My fave solution? "Excuse me?" That, and walking away. One day, when working retail, I had a woman go completely nuts on me, shouting and insulting. I hid in the stockroom.

rdopping
rdopping moderator

 @Vidya Sury I knew there was more behind that smile. I can only imagine. With a healthy vocabulary you can pick and choose your expletives and use them for punctuation. That's also a great sign of intelligence and education. It is fun to "let the dogs loose" occasionally "under your breath." Ha. Cheers!

Late_Bloomers
Late_Bloomers

 @Vidya Sury I love that approach, Vidya! And so me, too! Just watch me in a traffic jam (apricot or cherry?), outwardly smiling and inwardly cussing - or so I thought until the day when Rebecca, then a sweet child of 4, smiled at me and said: "*%&&&/*ç!".

Latest blog post: A Concept Of Time

rdopping
rdopping moderator

 @Late_Bloomers Hahahahaha.....Barbara. Use that list with your boss. GREAT idea. Thanks for the compliment by the way. It means a lot. Really. I think we do have a kindred sense of humour.

 

I worked with some architects in Zurich but to be honest most of the people I met were not from there. The few that I did meet that were Swiss were nice enough people when you go to know them. ;-)

 

Breathe deeply.

rdopping
rdopping moderator

 @ginidietrich That's exactly what I am saying.

 

You know those times when someone asks you the same questions 17 different ways and you can't really understand why?

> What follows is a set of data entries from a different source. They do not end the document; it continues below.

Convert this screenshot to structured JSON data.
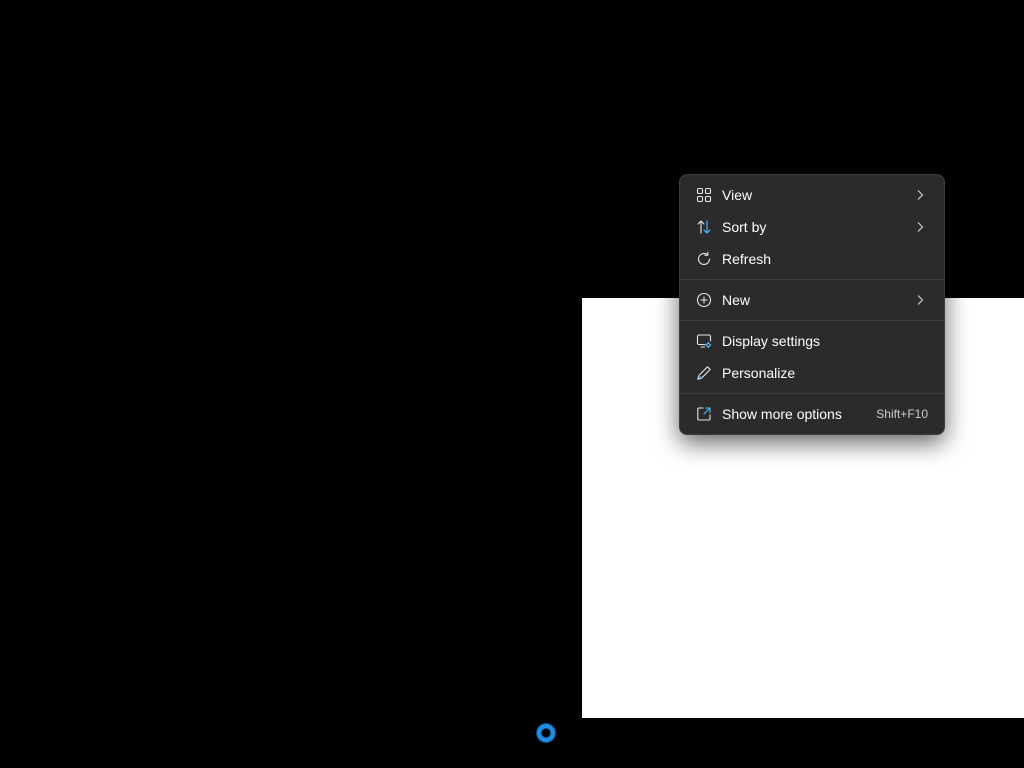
{
  "menu": {
    "items": [
      {
        "id": "view",
        "label": "View",
        "icon": "grid-icon",
        "has_submenu": true
      },
      {
        "id": "sort",
        "label": "Sort by",
        "icon": "sort-arrows-icon",
        "has_submenu": true
      },
      {
        "id": "refresh",
        "label": "Refresh",
        "icon": "refresh-icon",
        "has_submenu": false
      },
      {
        "id": "new",
        "label": "New",
        "icon": "plus-circle-icon",
        "has_submenu": true
      },
      {
        "id": "display",
        "label": "Display settings",
        "icon": "display-settings-icon",
        "has_submenu": false
      },
      {
        "id": "personalize",
        "label": "Personalize",
        "icon": "pen-icon",
        "has_submenu": false
      },
      {
        "id": "more",
        "label": "Show more options",
        "icon": "open-external-icon",
        "shortcut": "Shift+F10"
      }
    ]
  },
  "colors": {
    "menu_background": "#2b2b2b",
    "menu_text": "#ffffff",
    "accent": "#4cc2ff",
    "cursor": "#1f8fe6",
    "desktop": "#000000",
    "window": "#ffffff"
  }
}
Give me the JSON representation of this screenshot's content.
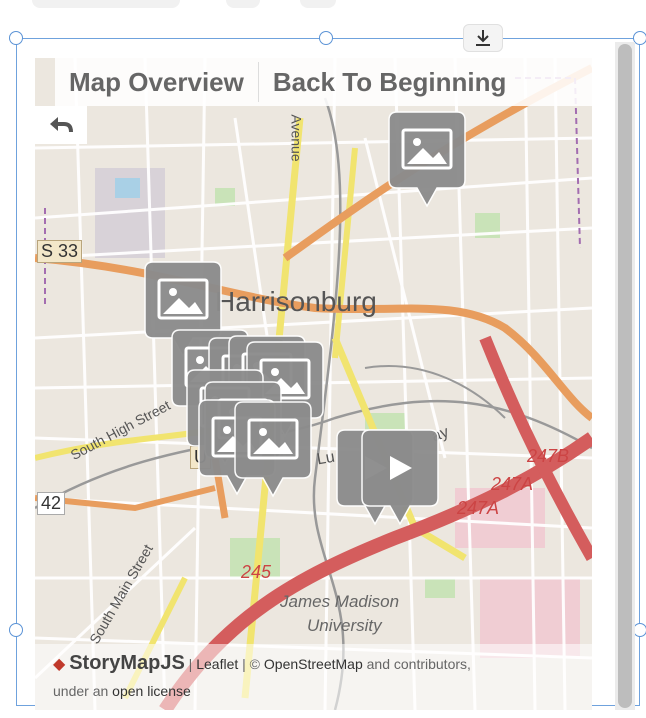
{
  "toolbar": {
    "download_icon": "download-icon"
  },
  "nav": {
    "map_overview_label": "Map Overview",
    "back_to_beginning_label": "Back To Beginning",
    "back_icon": "back-arrow-icon"
  },
  "map": {
    "city_label": "Harrisonburg",
    "university_label_line1": "James Madison",
    "university_label_line2": "University",
    "road_labels": {
      "us33": "S 33",
      "us11": "U",
      "sr42": "42",
      "r247b": "247B",
      "r247a_1": "247A",
      "r247a_2": "247A",
      "r245": "245",
      "main_ave": "Avenue",
      "south_high": "South High Street",
      "south_main": "South Main Street",
      "lu": "Lu",
      "ay": "ay"
    },
    "markers": [
      {
        "kind": "image"
      },
      {
        "kind": "image"
      },
      {
        "kind": "image"
      },
      {
        "kind": "image"
      },
      {
        "kind": "image"
      },
      {
        "kind": "image"
      },
      {
        "kind": "image"
      },
      {
        "kind": "image"
      },
      {
        "kind": "image"
      },
      {
        "kind": "video"
      },
      {
        "kind": "image"
      },
      {
        "kind": "video"
      }
    ]
  },
  "attribution": {
    "brand": "StoryMapJS",
    "sep1": " | ",
    "leaflet": "Leaflet",
    "sep2": " | © ",
    "osm": "OpenStreetMap",
    "rest": " and contributors,",
    "line2_prefix": "under an ",
    "license": "open license"
  },
  "colors": {
    "selection_border": "#6fa2dd",
    "marker_fill": "#8c8c8c",
    "brand_diamond": "#c0392b",
    "major_road": "#e89d5e",
    "highway": "#d45d5d",
    "secondary_road": "#f1e46f"
  }
}
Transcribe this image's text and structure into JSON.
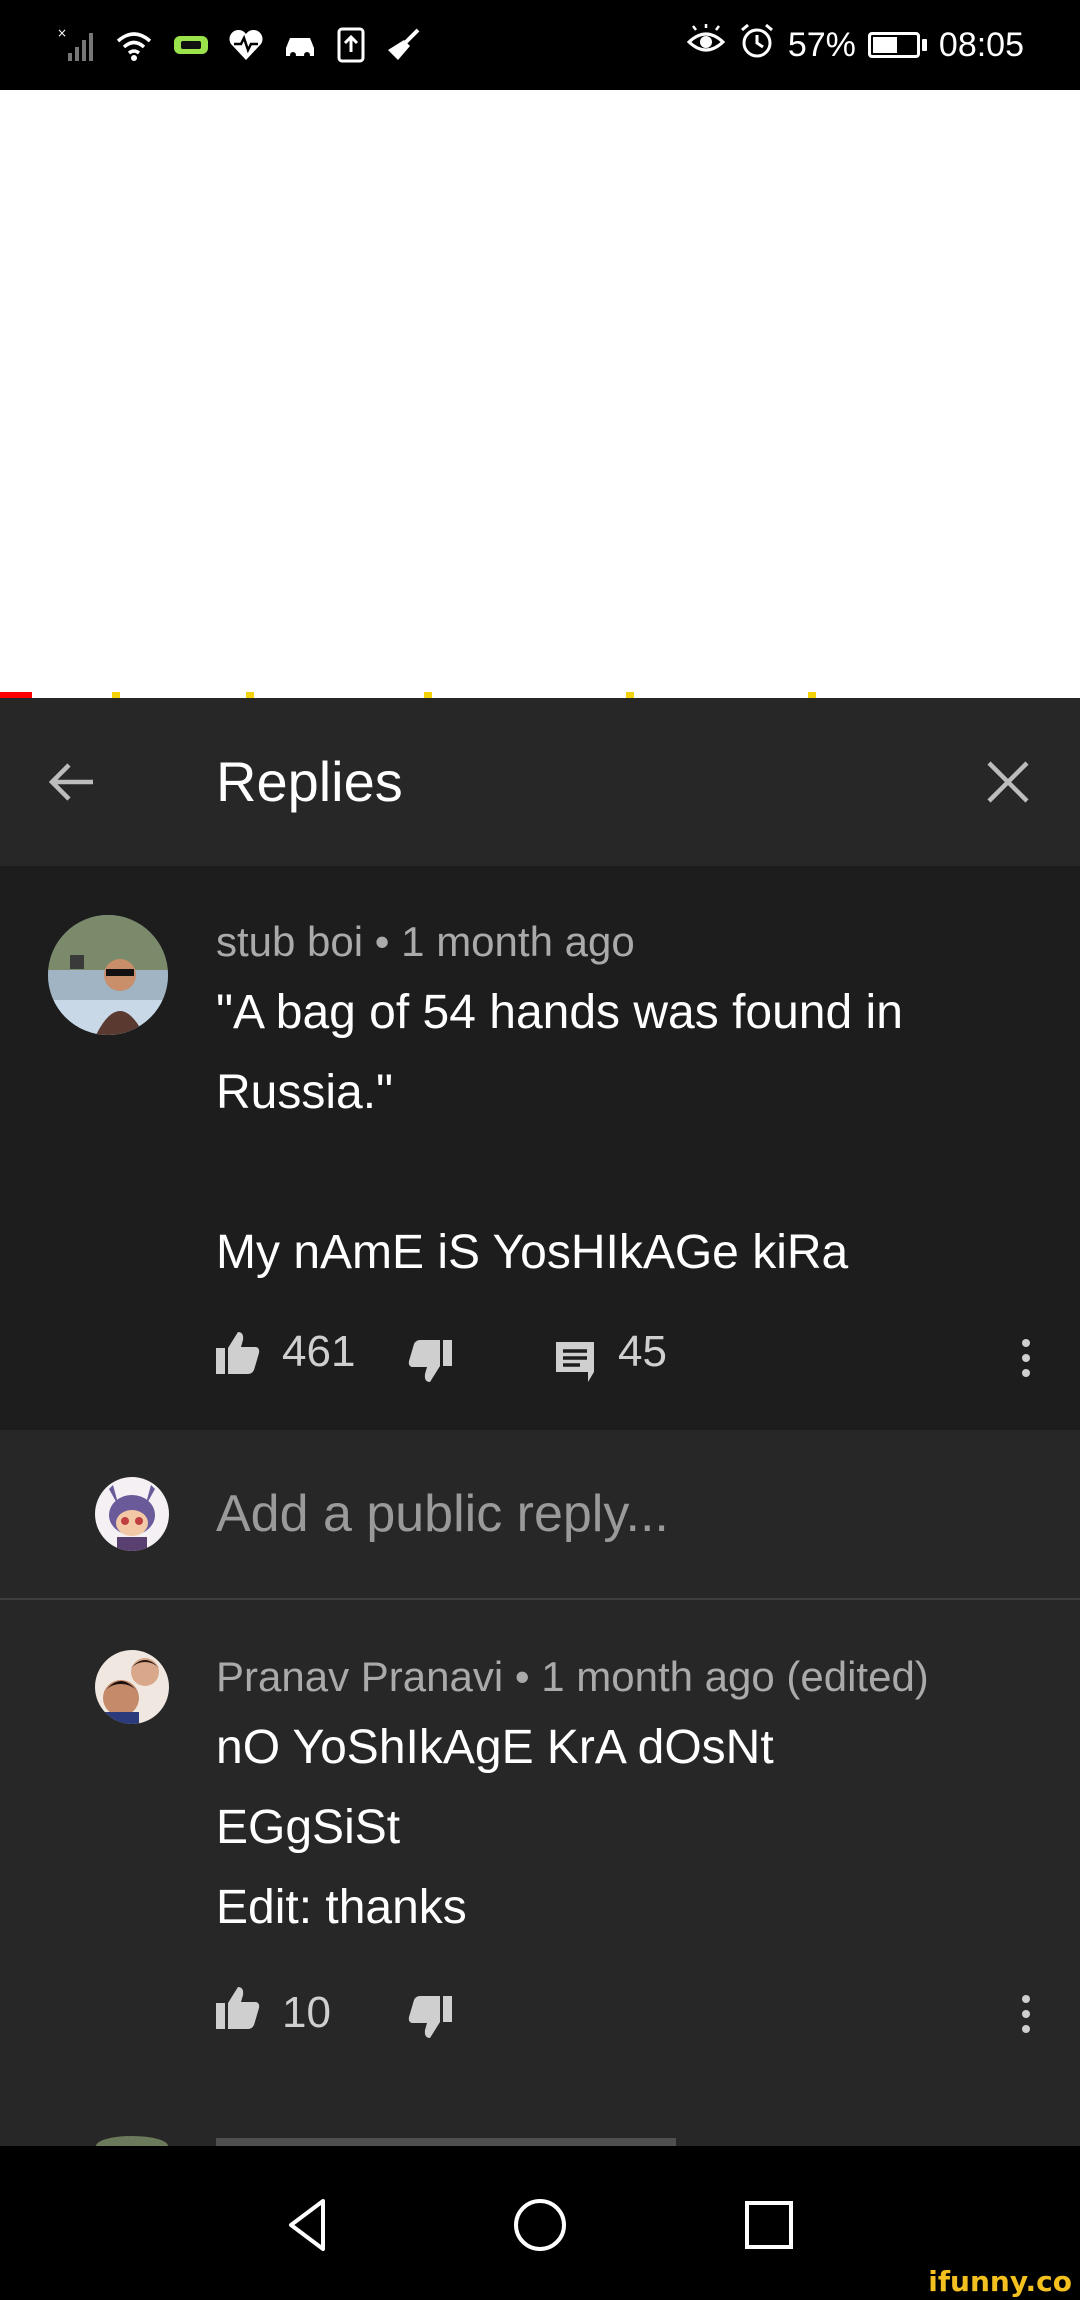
{
  "status_bar": {
    "battery_percent": "57%",
    "battery_level": 0.57,
    "time": "08:05",
    "left_icons": [
      "signal-x-icon",
      "wifi-icon",
      "game-icon",
      "heart-icon",
      "car-icon",
      "upload-icon",
      "broom-icon"
    ],
    "right_icons": [
      "eye-icon",
      "alarm-icon",
      "battery-icon"
    ]
  },
  "video": {
    "progress": 0.03,
    "background": "#ffffff",
    "progress_color": "#ff0000",
    "ad_marker_color": "#f3d20a"
  },
  "panel": {
    "title": "Replies",
    "background": "#272727"
  },
  "main_comment": {
    "author": "stub boi",
    "separator": "•",
    "time": "1 month ago",
    "text": "\"A bag of 54 hands was found in Russia.\"\n\nMy nAmE iS YosHIkAGe kiRa",
    "likes": "461",
    "replies": "45",
    "background": "#1d1d1d"
  },
  "reply_box": {
    "placeholder": "Add a public reply..."
  },
  "replies": [
    {
      "author": "Pranav Pranavi",
      "separator": "•",
      "time": "1 month ago (edited)",
      "text": "nO YoShIkAgE KrA dOsNt\nEGgSiSt\nEdit: thanks",
      "likes": "10"
    }
  ],
  "nav_bar": {
    "buttons": [
      "back-triangle-icon",
      "home-circle-icon",
      "recents-square-icon"
    ]
  },
  "watermark": "ifunny.co"
}
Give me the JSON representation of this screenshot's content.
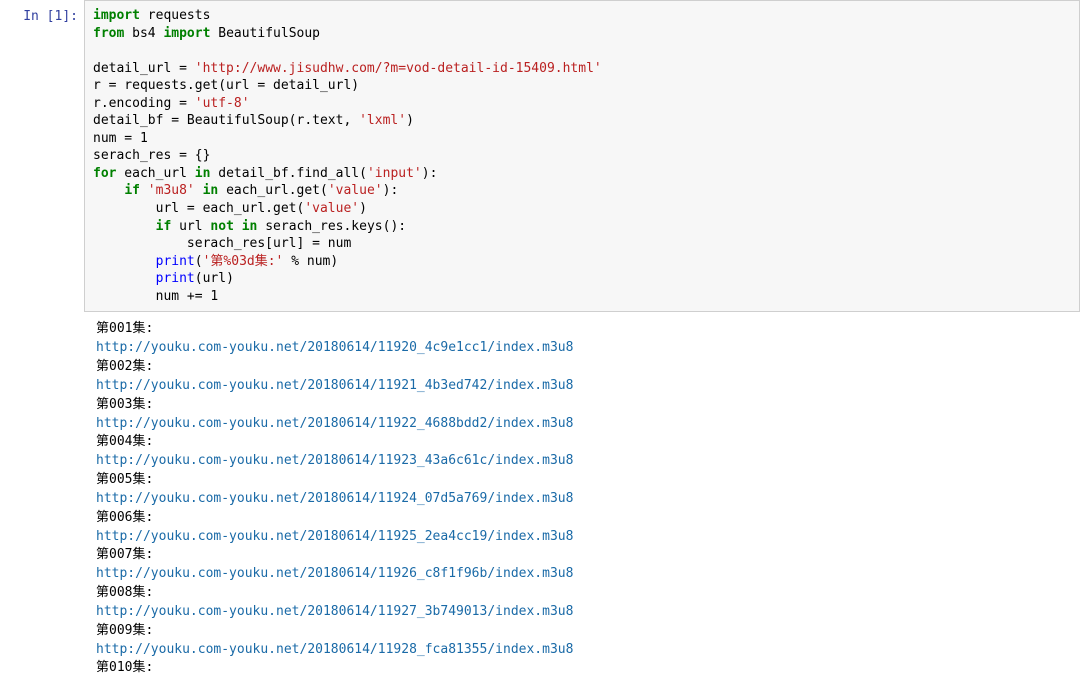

This is for those moments or the ones where your clients are just being noobs and they don't spend the time figuring out what they want or the times when someone knows the answer to your question but evades it at all cost because they don't want to commit.

 

No swearing. Just calm rational responses.

rdopping
rdopping moderator

 @Joshua Wilner/A Writer Writes Well done. Good for you. I see that your writing is devoid of expletives and from what I have seen many bloggers use them to articulate a point. Since you don't why do you say you are fond of it? Just in speaking with people?

rdopping
rdopping moderator

 @barrettrossie Thanks. Not much for generating comments though. Had some fun writing it though. Cheers.

rdopping
rdopping moderator

 @Caitlin Kelly Best place to hide. BTW, have you seen the film Compliance? Talk about scary. Yikes.

Erin F.
Erin F.

 @Caitlin Kelly Haha! There must be one of those customers per store. I can take a lot, but this particular customer almost did me in one day. My manager came to the rescue and suggested I take a short break. Thank you, thank you, kind manager.

Vidya Sury
Vidya Sury

 @rdopping I have another technique Ralph. I just move my lips as though I am cussing without actually saying anything (why waste energy when they can't hear). It has precisely the same, if not worse effect as shouting. :-).  Hehehe.

Vidya Sury
Vidya Sury

 @Late_Bloomers I know what you mean. I've had that too! Giggle. Imagine, I ride around on a scooter with my son sitting behind  me - SO restrictive. :P until one day  I uttered one word and he quickly picked it up!

Late_Bloomers
Late_Bloomers

 @rdopping Ralph, do you ever sleep?

 

That's the way it is in Switzerland: hard to meet any Swiss as all the world wants to come and live here! The few still alive should be put under Denkmalschutz, then we would not need that list, would we?

 

I am going to eat lunch now, another decadent Swiss custom threatened to disappear due to globalization.

Latest blog post: A Concept Of Time

Caitlin Kelly
Caitlin Kelly

 @rdopping I have not. I wish my managers had stepped up more...I did a talk last week to retailers and retail students and said that managers must protect their staff from abuse. It's common and toxic.